Writing Big Year: How I cope with seemingly never-ending disappointment . . .

I don’t. Cope, that is. Writing novels used to be easier: miss a self-imposed deadline and I was a couple of months late. But this leviathan of a book seems to never reward but always to crush.

It’s all my fault, of course, as anyone except I could see from the start. I spent far too long gathering far too much material on an expansive topic. I made no attempt to winnow – my mantra was “I’m keeping an open mind.” I drowned myself and now writing is a brain-shredding exercise in slash and burn.

The upshot is that whenever I’ve planned, any realistic plan stretched out to infinity, so my actual announced “plans” have always been dreamy aspirations that quickly soured. Disappointment after disappointment after despondency after dejection . . . you get the picture.
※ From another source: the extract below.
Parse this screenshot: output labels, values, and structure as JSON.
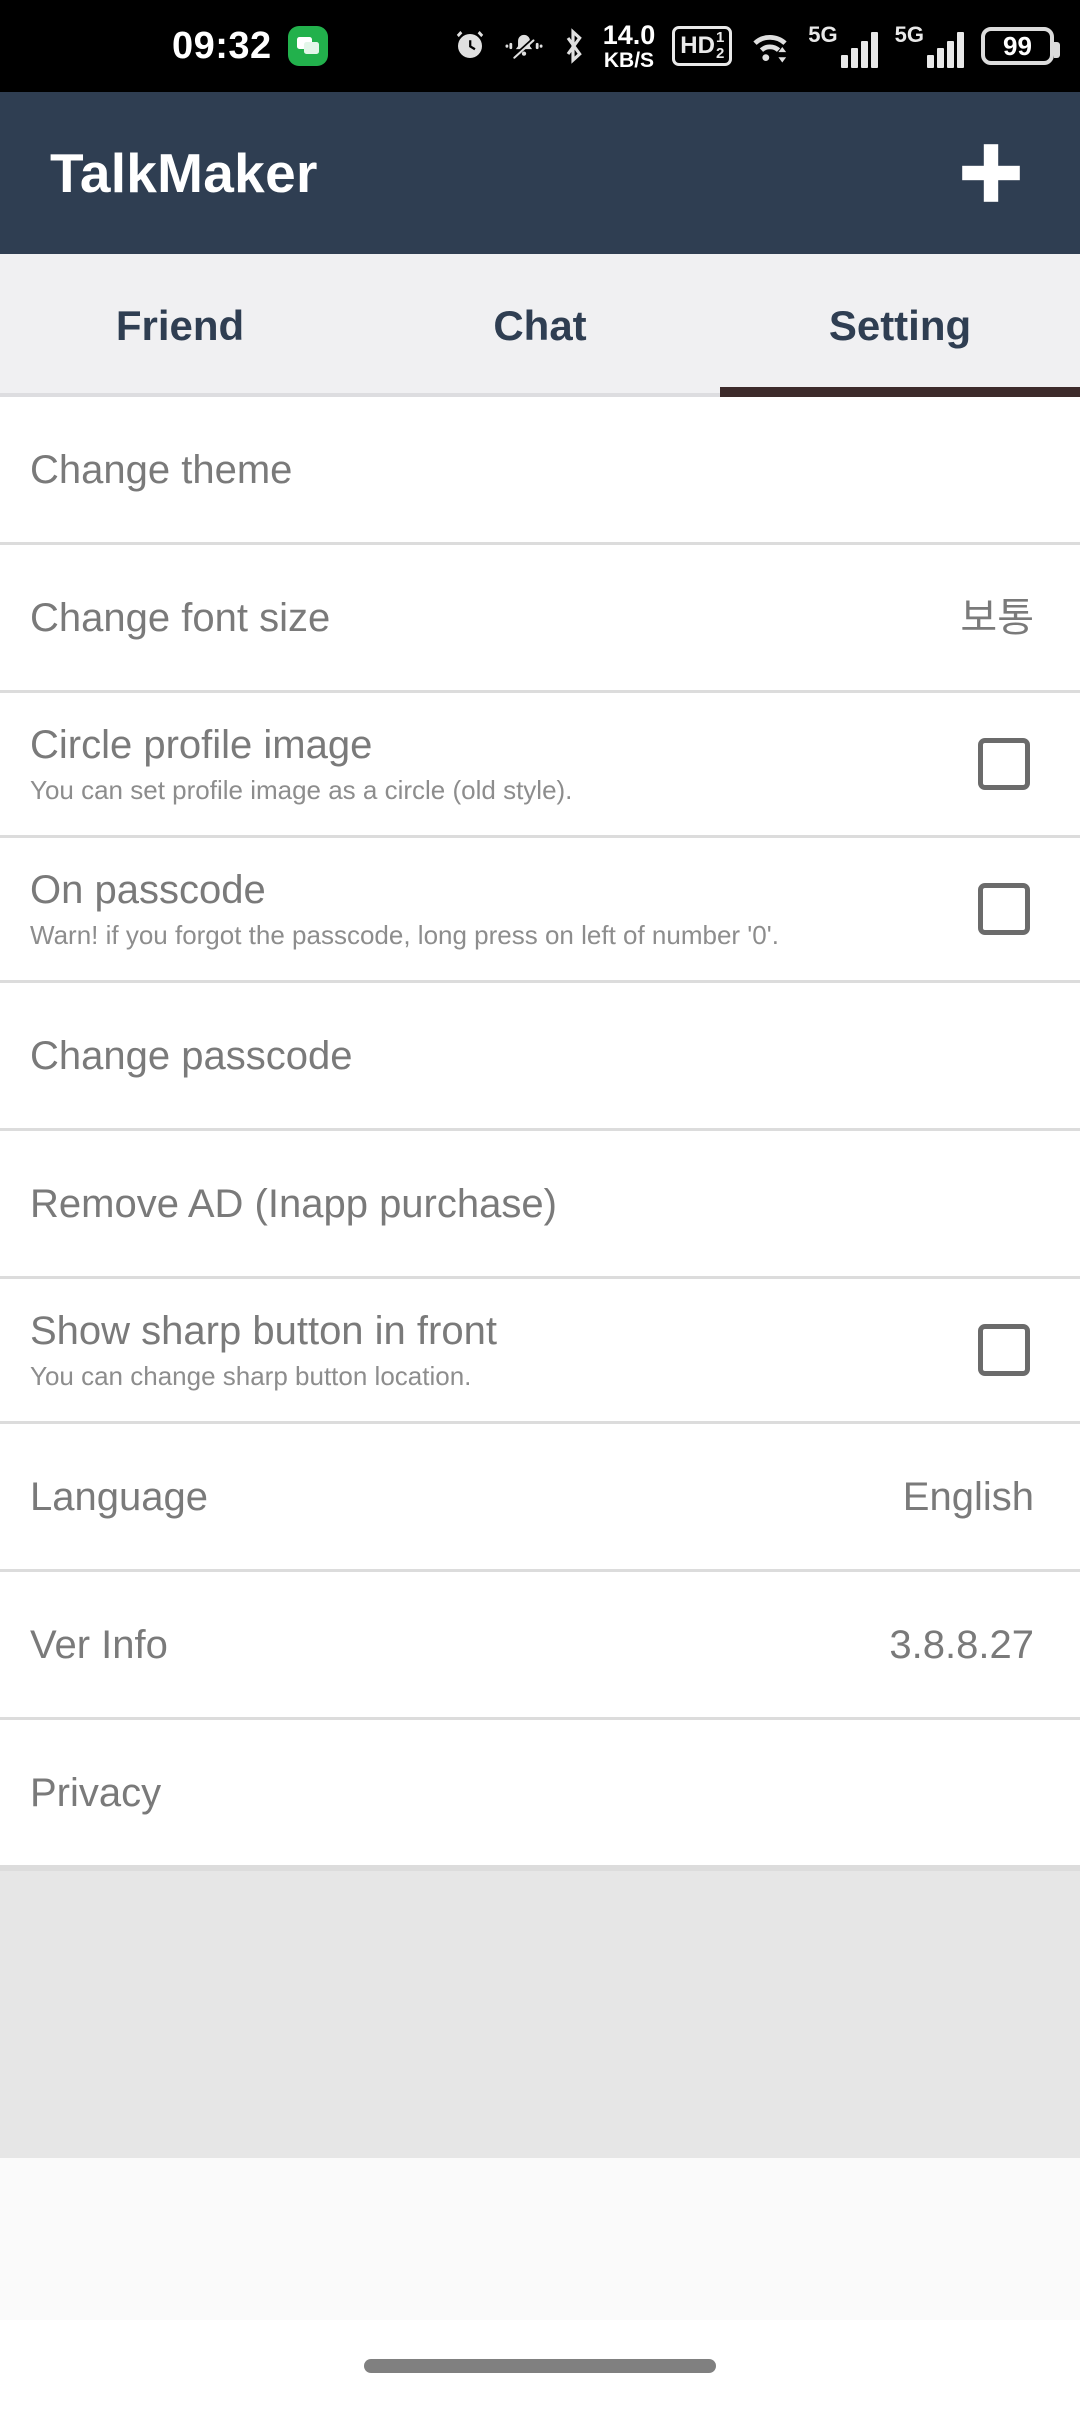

I don’t often chat about this because responses tend to be unhelpful. The reaction I hate most goes like this: “Ah, but you’re keeping yourself busy, it’s clearly a labour of love, thank goodness something interests you, so many retirees get bored.” Find me a steep cliff, I think (but don’t open my mouth).

Luckily, this Writing Big Year spurred me to find mental models and working methods that have sped things up. On a wing and a prayer, my 2017 Writing Big Year (it’s actually 15 months) bestows on me a “plan” that is, I reckon, a real plan.